Gear Joint
A Gear Joint is a type of constraint that allows you to create a relationship between two rigid bodies that is based on their angular velocities. Specifically, it lets you specify a gear ratio between the angular velocities of the two bodies, which can be used to create realistic mechanical systems like gears, pulleys, and other types of machinery.
GearJoint3D
In Evergine, a Gear Joint is implemented using the GearJoint3D
component.
Properties
Property | Default | Description |
---|---|---|
ConnectedEntityPath | null | The entity path of the connected body. Only when the path is valid a Joint is established properly. |
Axis | 0, 1, 0 | The axis rotation of the gear. |
Ratio | 1 | Sets the desired angular speed ratio between the two objects. For example, if you want one object to rotate at half the speed of the other object, set the value of Ratio to 0.5. |
BreakPoint | 0 | If the value is greater than 0, Indicates the force that needs to be applied for this joint to break. |
CollideConnected | false | Determines whether a collision between the two bodies managed by the joint is enabled. |
Using Gear Joint
This snippet creates 3 gears of different sizes interconnected.
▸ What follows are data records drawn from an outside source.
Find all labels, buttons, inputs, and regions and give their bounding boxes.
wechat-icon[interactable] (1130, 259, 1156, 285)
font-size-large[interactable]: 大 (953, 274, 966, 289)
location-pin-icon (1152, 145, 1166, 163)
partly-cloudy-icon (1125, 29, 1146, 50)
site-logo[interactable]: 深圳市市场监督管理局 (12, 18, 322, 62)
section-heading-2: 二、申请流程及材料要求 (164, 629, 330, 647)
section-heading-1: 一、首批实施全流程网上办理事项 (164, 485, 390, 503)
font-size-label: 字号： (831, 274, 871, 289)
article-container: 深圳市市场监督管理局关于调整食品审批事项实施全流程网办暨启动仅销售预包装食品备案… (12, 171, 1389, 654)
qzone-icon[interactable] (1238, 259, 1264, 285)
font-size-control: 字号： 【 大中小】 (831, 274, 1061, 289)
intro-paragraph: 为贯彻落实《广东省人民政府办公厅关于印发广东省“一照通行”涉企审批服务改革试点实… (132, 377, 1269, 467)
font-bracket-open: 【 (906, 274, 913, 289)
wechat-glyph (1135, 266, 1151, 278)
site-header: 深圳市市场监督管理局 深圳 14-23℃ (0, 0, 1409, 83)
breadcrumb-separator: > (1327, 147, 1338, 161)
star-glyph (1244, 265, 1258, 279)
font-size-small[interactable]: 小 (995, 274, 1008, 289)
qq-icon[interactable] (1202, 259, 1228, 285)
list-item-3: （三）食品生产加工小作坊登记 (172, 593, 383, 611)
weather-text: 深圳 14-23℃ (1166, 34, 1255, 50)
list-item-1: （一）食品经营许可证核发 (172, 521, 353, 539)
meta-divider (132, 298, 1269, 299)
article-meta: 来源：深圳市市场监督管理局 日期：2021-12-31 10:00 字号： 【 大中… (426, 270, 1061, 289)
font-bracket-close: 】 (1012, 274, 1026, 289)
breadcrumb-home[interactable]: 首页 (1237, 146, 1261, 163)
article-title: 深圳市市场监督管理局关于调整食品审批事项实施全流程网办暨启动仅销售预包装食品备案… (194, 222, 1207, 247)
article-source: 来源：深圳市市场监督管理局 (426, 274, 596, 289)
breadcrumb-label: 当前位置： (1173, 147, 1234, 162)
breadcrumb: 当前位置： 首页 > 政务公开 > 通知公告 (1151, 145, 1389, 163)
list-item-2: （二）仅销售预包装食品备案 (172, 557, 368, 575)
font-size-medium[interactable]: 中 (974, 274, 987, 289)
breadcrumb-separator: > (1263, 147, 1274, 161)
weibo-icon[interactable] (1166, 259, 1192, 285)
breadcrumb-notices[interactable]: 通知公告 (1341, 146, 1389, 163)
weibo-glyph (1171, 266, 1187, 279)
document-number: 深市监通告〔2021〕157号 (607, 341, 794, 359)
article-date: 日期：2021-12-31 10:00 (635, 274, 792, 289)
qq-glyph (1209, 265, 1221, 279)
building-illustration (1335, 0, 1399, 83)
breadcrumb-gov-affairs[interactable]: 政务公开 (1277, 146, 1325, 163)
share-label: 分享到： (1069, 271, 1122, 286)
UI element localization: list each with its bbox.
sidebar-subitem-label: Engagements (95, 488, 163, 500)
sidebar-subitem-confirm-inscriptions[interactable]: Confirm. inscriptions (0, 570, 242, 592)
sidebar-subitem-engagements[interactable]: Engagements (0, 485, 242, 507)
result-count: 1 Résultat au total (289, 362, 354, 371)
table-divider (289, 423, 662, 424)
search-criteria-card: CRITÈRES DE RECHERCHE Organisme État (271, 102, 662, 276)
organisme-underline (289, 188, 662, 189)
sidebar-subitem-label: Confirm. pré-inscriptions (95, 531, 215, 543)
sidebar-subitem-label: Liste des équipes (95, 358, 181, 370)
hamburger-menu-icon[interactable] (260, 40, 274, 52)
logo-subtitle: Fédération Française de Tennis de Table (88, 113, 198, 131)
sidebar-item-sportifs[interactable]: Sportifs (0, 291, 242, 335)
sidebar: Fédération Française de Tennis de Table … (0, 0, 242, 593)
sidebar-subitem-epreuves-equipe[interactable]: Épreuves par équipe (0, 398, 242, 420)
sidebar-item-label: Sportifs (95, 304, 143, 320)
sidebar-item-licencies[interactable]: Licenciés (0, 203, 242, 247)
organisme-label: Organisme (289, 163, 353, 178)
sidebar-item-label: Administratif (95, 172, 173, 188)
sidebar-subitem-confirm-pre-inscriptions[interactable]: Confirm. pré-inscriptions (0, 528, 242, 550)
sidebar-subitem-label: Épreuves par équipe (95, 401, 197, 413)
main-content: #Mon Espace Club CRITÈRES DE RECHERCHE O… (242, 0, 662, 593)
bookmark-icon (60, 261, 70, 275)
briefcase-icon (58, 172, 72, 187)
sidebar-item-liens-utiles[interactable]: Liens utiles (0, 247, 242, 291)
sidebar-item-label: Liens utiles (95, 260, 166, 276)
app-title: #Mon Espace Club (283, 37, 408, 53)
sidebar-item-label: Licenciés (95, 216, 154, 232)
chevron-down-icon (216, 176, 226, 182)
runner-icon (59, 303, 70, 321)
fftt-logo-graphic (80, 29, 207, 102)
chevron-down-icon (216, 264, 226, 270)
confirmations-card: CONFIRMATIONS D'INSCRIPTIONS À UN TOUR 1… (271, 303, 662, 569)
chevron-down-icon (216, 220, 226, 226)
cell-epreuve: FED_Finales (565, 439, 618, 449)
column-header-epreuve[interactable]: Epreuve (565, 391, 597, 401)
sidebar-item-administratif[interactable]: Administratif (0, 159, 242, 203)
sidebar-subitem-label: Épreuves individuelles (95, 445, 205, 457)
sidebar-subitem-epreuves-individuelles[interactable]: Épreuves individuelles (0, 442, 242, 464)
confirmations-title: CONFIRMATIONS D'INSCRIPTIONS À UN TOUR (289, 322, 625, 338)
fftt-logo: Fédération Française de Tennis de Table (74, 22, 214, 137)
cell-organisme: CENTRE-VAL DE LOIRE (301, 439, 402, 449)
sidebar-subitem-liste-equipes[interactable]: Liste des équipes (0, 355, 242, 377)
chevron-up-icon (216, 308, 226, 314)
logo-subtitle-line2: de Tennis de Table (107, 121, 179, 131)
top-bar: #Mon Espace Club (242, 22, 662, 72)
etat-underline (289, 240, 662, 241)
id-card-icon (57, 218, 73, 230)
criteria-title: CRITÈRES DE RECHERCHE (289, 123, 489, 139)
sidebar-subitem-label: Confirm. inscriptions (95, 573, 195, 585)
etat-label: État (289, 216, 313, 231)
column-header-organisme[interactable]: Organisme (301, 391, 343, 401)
protected override void CreateScene()
{
this.Managers.RenderManager.DebugLines = true;
// Load your material
var material = this.Managers.AssetSceneManager.Load<Material>(DefaultResourcesIDs.DefaultMaterialID);
float sliderLength = 3;
// Create the slider holder...
Entity gear1 = new Entity()
.AddComponent(new Transform3D())
.AddComponent(new Spinner() { AxisIncrease = new Vector3(0, 1f, 0) })
.AddComponent(new MaterialComponent() { Material = material })
.AddComponent(new CylinderMesh() { Height = 0.1f, Diameter = 2})
.AddComponent(new MeshRenderer())
.AddComponent(new RigidBody3D()
{
PhysicBodyType = RigidBodyType3D.Kinematic,
LinearFactor = Vector3.Zero, // Lock the object position to avoid gravity fall...
})
.AddComponent(new CylinderCollider3D());
Entity gear2 = new Entity()
.AddComponent(new Transform3D() { LocalPosition = new Vector3(1.5f, 0, 0) })
.AddComponent(new MaterialComponent() { Material = material })
.AddComponent(new CylinderMesh() { Height = 0.1f, Diameter = 1 })
.AddComponent(new MeshRenderer())
.AddComponent(new RigidBody3D()
{
PhysicBodyType = RigidBodyType3D.Dynamic,
LinearFactor = Vector3.Zero, // Lock the object position to avoid gravity fall...
})
.AddComponent(new CylinderCollider3D());
Entity gear3 = new Entity()
.AddComponent(new Transform3D() { LocalPosition = new Vector3(-1f, 0.25f, 0), LocalRotation = new Vector3(0, 0, MathHelper.PiOver2) })
.AddComponent(new MaterialComponent() { Material = material })
.AddComponent(new CylinderMesh() { Height = 0.1f, Diameter = 0.5f, Tessellation = 8 })
.AddComponent(new MeshRenderer())
.AddComponent(new RigidBody3D()
{
PhysicBodyType = RigidBodyType3D.Dynamic,
LinearFactor = Vector3.Zero, // Lock the object position to avoid gravity fall...
})
.AddComponent(new CylinderCollider3D());
gear1.AddComponent(new GearJoint3D()
{
ConnectedEntityPath = gear2.EntityPath,
Ratio = 0.5f,
Axis = Vector3.UnitY,
});
gear2.AddComponent(new GearJoint3D()
{
ConnectedEntityPath = gear3.EntityPath,
Ratio = 0.5f,
Axis = -Vector3.UnitX,
});
this.Managers.EntityManager.Add(gear1);
this.Managers.EntityManager.Add(gear2);
this.Managers.EntityManager.Add(gear3);
}